The state doesn’t have data to show a large number of incidents at exempt daycares, but say underreporting is a constant challenge.
“We don’t know what we don’t know,” Mossaides said. And not knowing “could place a child at tremendous risk.”
Marika Hamilton hopes it doesn’t come to that.
“More has got to be done,” she said.
Federal requirements just got stricter than the state’s requirements. The EEC now must visit any exempt program that receives federal funding. However, because exempt programs don’t have to report themselves, it is unclear what number of all the exempt programs must be monitored from now on.

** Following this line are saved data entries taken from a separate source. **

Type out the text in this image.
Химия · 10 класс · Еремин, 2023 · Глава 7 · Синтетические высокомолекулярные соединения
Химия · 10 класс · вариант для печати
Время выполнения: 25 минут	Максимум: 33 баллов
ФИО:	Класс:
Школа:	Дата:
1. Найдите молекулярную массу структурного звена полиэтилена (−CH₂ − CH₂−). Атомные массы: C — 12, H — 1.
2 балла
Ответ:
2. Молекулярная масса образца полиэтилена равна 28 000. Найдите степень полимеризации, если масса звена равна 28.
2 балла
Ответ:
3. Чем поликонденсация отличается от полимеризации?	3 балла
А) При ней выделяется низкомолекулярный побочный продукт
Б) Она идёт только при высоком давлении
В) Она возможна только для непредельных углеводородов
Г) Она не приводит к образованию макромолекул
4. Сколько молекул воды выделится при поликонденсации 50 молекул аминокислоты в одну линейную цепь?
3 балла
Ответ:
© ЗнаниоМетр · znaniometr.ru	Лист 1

The EEC doesn’t have a firm timeline for when they’ll start their visits but says it will be sometime next year. Even with the visits, the EEC still won’t have the authority to enforce any other regulations.
The EEC publishes a list of licensed programs and “tips for choosing child care” on its website at mass.gov/EEC. EEC encourages families to contact any of EEC’s licensing offices across the state to find out about a program’s licensing history or a licensed program’s current status with EEC.